Thank you for replying Jon. I've looked into it and found out sub wds are much worse then oxy. (and given my horrid experience with oxy wds I don't think I could handle anything worse!!
I've only been on sub a month so maybe switching to oxy for 2 wks would ensure all the subs gone, I'm going to prepare for detox now even though I'm waiting till after Christmas to detox. Got a bunch of supplements and protien shake stuff and just joined a gym. Need to find some meetings too. Can't find any Smart recovery meetings near me so I'll give NA a try.
I'm determined to get off this crap for good this time. I hate how the pills have consumed me and it's time to really get clean and sober and be the mom my kids need. A sober healthy mother who will live a long happy life without pills.

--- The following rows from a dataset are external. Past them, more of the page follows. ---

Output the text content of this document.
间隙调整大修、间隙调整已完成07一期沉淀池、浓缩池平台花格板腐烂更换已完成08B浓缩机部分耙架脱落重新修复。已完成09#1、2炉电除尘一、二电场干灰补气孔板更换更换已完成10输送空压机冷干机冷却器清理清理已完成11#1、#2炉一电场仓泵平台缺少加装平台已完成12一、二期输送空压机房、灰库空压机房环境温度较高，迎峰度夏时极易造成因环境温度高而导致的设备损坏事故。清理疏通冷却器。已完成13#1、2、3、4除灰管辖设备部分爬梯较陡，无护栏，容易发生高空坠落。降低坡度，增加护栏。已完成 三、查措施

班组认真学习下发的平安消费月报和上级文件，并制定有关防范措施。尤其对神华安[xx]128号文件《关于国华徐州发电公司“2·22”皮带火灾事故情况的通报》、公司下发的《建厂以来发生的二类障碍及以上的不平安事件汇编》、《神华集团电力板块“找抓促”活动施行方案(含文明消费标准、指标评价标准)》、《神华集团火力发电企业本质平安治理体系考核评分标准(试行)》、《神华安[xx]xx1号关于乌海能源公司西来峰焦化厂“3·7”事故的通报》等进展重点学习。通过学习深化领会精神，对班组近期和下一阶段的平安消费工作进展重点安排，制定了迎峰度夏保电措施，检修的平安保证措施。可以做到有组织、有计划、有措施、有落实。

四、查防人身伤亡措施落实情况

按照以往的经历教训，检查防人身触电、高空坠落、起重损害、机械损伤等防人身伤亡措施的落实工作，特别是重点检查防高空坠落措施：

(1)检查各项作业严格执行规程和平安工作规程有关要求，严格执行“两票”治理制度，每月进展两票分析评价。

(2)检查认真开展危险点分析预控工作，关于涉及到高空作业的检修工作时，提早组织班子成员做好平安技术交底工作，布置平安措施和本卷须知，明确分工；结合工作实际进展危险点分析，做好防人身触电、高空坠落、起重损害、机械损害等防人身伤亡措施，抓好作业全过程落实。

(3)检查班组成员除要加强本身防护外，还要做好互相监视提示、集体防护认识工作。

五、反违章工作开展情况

Hey tired------It depends on how much and how long you been taking subs------It takes longer than oxycodone though to get out of your system-------I tried sub off the street and and found the withdrawals worse than oxy-------I ended up relapsing on percocet and then going ct-------That was over a year ago------I know what you are going through and just know life gets better once you are sober for awhile-------you definitely would benefit from a support system-------It's very hard to stay clean on your own-------Best regards, Jon
Does anyone know how long it takes for sub to get out of your system completely? I've only been on it a short while and my track record at using it consistently has been lousy. I don't understand how this med can keep anyone out of active addiction, it barely kept me out of wds! I guess everyones different. My plan was to do a fast detox on them but you know how it goes, never a good time to feel like death warmed over. Sorry for the long posts, I just don't have anyone IRL to talk to and I'm thrilled to have found not just one but many addicts like me who know the heartache of opiate hell.
Thanks Rick, I'm going to do this. I have to do it. For myself and my children. My kids are everything to me and I cannot role the dice anymore on our future. This is life or death and I cannot keep playing Russian roulette with my life. Every pill I take could be my last. My kids need me and I want to be healthy and be around for a long time for them.
I'm scared of life without pills but the prospect of staying on them and risking my life has become scarier. I have decided to make a day the first week in January my quit date. About a week prior I'm going to switch over from sub to oxy. I know that sounds nuts but as I understand it, the wds from sub are far worse then oxy wd. I'd rather detox from oxy then suffer the never ending sub wds. I want hope again. I want a bright future. I want my health and most of all I want my kids to have a clean mother. I know I must do this for "ME" but they are a huge motivator. I want to do right by them. I need to get my life back on traci. Life is too short to throw it away on those evil pills. Please be here for me, I really don't have anyone who I can talk to who would understand. I hate what I've become but I'm highly motivated to change my ways and live a clean, happy life I can be proud of. Any suggestions are greatly appreciated! God knows I want this so bad. I need to get some support because as I said it's the mental crap (severe anxiety and depression) that get me every time. I have to brace myself and be prepared for what lies ahead. I think the first week in January will be when I take the plunge and kick these devils for good!! Please say a prayer for me. I believe in God and believe He will help me save myself.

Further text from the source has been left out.